Vor allem gut ausgebildete Frauen, die spät in den Beruf einsteigen, koste das niedrigere Antrittsalter wichtige Beitragsjahre für die Pension. Gegner einer früheren Anpassung fürchten hingegen, dass die Arbeitslosenrate bei Frauen stark steigen würde.

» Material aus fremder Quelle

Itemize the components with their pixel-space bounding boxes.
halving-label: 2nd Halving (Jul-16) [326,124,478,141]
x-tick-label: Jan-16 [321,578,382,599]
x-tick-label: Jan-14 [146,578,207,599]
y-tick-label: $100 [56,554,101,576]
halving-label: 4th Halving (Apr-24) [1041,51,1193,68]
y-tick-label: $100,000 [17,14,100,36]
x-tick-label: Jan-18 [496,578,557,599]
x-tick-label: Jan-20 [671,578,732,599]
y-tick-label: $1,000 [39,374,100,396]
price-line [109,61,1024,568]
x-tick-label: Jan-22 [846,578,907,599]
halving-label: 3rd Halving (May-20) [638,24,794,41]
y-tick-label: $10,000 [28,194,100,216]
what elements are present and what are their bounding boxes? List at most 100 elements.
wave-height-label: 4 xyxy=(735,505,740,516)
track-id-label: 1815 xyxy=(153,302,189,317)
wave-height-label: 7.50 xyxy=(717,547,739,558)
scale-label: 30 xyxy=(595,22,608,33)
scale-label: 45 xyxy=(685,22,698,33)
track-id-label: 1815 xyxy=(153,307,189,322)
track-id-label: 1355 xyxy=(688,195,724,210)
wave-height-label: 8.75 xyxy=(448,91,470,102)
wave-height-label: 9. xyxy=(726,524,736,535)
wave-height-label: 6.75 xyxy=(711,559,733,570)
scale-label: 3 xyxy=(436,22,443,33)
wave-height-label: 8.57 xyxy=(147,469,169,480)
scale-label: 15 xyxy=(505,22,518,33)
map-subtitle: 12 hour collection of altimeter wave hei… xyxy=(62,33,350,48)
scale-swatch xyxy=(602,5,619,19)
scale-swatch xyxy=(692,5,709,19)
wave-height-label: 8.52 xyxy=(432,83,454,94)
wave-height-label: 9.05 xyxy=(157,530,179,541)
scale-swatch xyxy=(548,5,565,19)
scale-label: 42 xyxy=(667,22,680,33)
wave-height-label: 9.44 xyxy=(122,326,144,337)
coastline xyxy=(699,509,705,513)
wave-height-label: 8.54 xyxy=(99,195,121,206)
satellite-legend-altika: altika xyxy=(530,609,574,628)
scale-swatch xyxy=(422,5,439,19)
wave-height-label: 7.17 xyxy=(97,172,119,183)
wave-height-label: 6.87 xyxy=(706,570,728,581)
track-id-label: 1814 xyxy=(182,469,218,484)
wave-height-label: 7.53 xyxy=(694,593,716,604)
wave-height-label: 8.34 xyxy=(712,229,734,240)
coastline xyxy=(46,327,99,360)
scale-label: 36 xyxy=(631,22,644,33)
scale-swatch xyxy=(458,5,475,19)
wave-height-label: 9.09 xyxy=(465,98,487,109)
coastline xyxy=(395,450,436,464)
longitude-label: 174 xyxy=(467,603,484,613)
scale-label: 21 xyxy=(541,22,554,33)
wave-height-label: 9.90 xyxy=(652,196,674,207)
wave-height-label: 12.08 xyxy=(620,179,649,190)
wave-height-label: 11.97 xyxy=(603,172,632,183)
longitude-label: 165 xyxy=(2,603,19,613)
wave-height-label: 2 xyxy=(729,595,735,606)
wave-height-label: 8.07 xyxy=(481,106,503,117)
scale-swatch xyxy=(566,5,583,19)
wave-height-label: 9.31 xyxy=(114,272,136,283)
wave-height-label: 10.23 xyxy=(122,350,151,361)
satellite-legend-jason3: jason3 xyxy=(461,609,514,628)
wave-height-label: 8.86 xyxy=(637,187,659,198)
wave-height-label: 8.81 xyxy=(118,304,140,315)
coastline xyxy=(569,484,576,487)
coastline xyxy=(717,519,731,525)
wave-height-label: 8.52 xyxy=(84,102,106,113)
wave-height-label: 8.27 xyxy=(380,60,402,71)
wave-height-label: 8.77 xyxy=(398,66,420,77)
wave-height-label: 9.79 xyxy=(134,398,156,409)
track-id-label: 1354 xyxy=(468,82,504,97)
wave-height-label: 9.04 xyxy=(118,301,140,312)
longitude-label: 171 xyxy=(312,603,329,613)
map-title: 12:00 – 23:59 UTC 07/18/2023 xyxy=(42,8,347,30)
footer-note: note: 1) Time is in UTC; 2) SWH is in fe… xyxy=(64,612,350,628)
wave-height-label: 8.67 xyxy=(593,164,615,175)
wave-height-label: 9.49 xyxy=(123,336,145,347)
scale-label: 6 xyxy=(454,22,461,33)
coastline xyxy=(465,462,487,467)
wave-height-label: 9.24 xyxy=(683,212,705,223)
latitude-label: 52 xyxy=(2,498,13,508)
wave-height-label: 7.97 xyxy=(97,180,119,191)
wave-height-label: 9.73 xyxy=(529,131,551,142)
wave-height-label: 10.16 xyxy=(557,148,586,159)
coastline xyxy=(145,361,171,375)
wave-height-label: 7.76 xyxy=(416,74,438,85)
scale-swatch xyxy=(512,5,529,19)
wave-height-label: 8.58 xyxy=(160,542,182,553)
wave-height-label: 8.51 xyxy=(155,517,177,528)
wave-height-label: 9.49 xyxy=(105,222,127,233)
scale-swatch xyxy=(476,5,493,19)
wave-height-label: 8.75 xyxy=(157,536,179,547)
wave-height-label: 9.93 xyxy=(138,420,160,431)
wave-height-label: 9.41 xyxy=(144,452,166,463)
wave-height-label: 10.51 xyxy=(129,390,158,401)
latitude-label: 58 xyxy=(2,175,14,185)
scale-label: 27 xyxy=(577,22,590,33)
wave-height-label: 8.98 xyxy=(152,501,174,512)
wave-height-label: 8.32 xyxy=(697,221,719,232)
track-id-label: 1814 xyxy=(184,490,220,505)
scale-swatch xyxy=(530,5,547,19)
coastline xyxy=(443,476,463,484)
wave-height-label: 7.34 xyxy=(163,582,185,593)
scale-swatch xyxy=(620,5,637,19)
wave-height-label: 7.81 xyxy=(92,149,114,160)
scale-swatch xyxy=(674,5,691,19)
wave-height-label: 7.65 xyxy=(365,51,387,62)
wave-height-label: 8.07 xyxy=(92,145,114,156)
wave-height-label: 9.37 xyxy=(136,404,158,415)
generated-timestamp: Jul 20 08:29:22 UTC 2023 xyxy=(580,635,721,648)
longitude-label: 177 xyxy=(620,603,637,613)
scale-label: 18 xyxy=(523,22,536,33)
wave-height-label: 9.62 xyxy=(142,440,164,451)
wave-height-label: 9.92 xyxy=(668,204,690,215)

Der Sozialrechtsexperte Wolfgang Mazal rät zur Reform: „Um niemanden zu brüskieren, könnte die Regierung vereinbaren, das Antrittsalter für Frauen ab dem Ende der Legislaturperiode 2018 zu erhöhen“, sagt er zum KURIER. Dass die Verfassungsbestimmung nur mit Zweidrittelmehrheit verändert werden könne, bestreitet er: „Das Höchstgericht hat nur den Abstand der fünf Jahre bis 2024 für zulässig erklärt. Es hat eine frühere Anpassung nicht verboten. Die kann mit einfacher Mehrheit beschlossen werden.“

Mazal gesteht zu, dass die Gleichstellung der Frauen im realen Leben noch nicht erreicht sei. Die Zwangspension mit 60 sei aber eine „Diskriminierung“, die bei Gericht mit Erfolg angefochten werden könne. „Rechtlich gelten die Gleichbehandlungsgesetze.“ Es sei auch Aufgabe von AK und ÖGB, die Rechtsschutz gewährten, den Gesetzen durch Klagen zum Durchbruch zu verhelfen.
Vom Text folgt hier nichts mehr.